Pyar!!!
“Nhaya!! Sadar, Nhay!!!” teriak Zhia yang dari tiga jam yang lalu sibuk menenangkan Nhay, terus menarik tangannya dan berusaha memeluknya. Namun Nhay yang sudah kacau, terus menepisnya dan kembali liar seperti malam-malam sebelumnya, terus membanting setiap benda di depannya dan mengamuk dengan gila.

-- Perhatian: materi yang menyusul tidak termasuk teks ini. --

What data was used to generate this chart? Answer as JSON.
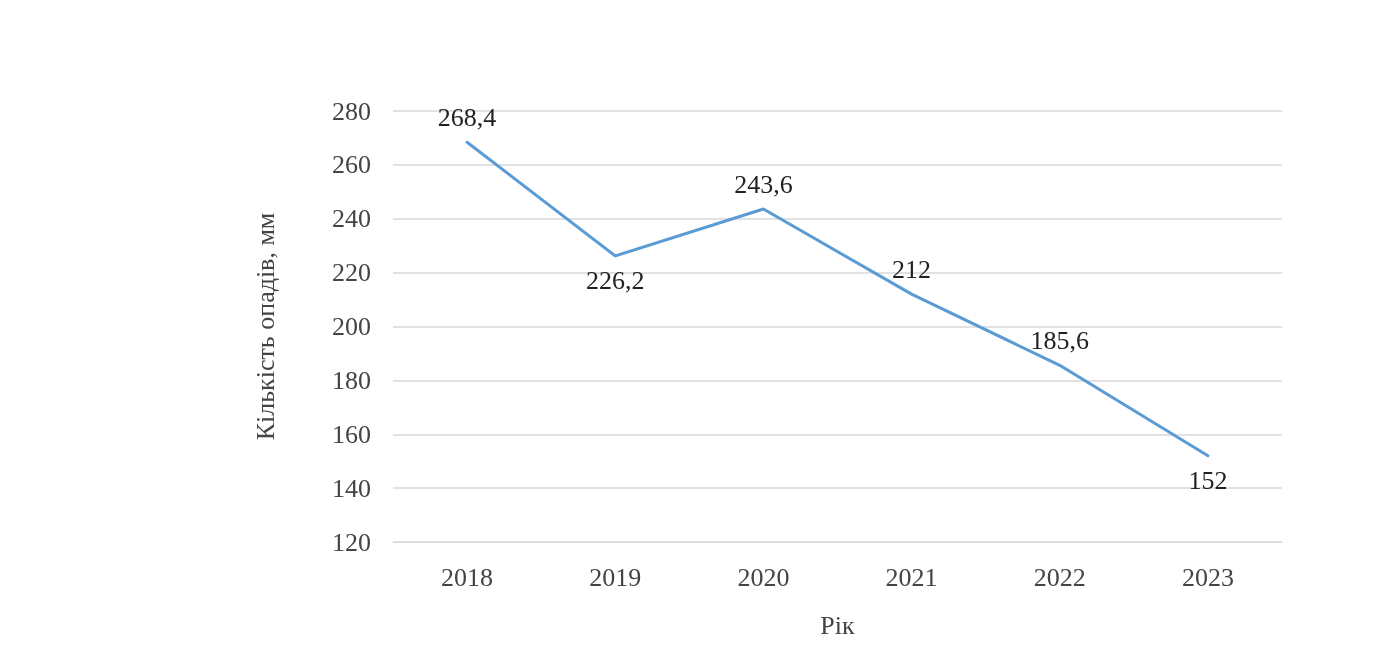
{
  "chart_data": {
    "type": "line",
    "xlabel": "Рік",
    "ylabel": "Кількість опадів, мм",
    "categories": [
      "2018",
      "2019",
      "2020",
      "2021",
      "2022",
      "2023"
    ],
    "series": [
      {
        "color": "#5b9bd5",
        "values": [
          268.4,
          226.2,
          243.6,
          212,
          185.6,
          152
        ],
        "value_labels": [
          "268,4",
          "226,2",
          "243,6",
          "212",
          "185,6",
          "152"
        ]
      }
    ],
    "ylim": [
      120,
      280
    ],
    "yticks": [
      120,
      140,
      160,
      180,
      200,
      220,
      240,
      260,
      280
    ],
    "grid": "y",
    "marker": "none",
    "line_style": "solid"
  }
}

Ini bukan pemandangan asing! Nhay adalah Nhay yang sekacau ini dan Nhay adalah Nhay yang semenderita ini. Sebagai sahabat, Zhia tahu betul itu. Namun bagaimana mungkin dia seperti itu setiap malam?! Menghabiskan beberapa botol beer, lalu mulai gila dengan perasaannya. Bahkan tak jarang dia menjambak rambut panjangnya sendiri sembari menyanyi dengan intonasi yang berubah-ubah. Melempar benda-benda di sekelilingnya, bahkan menjatuhkan almari kacanya. Meskipun Nhay beberapa kali terluka karena ulahnya sendiri, Zhia tetap melihatnya dengan dirinya yang seperti itu di malam selanjutnya. Sungguh, itu sangat melelahkan untuk dilihat. Cukup menyedihkan untuk dikasihani.
“Apa hebatnya masa lalu? Hah? Apa hebatnya masa lalu?!” teriak Nhay dengan tawa di bibirnya. Dia bahkan masih menggenggam botol beer yang ketiga. Hanya tinggal dua tiga teguk untuk beralih ke botol beer yang keempat.
“Tidak ada yang hebat di masa lalu! Jadi aku mohon, tenanglah!! Ini sudah hampir pagi, Nhay!” Zhia kembali menggenggam tangannya dengan mimik yang terlalu letih. Namun lagi-lagi Nhay menepis bukti perhatian sahabatnya itu dan justru berjalan sempoyongan ke arah dapur. Mengambil satu buah gelas kaca dan kembali ke hadapan Zhia dengan senyum parau di bibirnya.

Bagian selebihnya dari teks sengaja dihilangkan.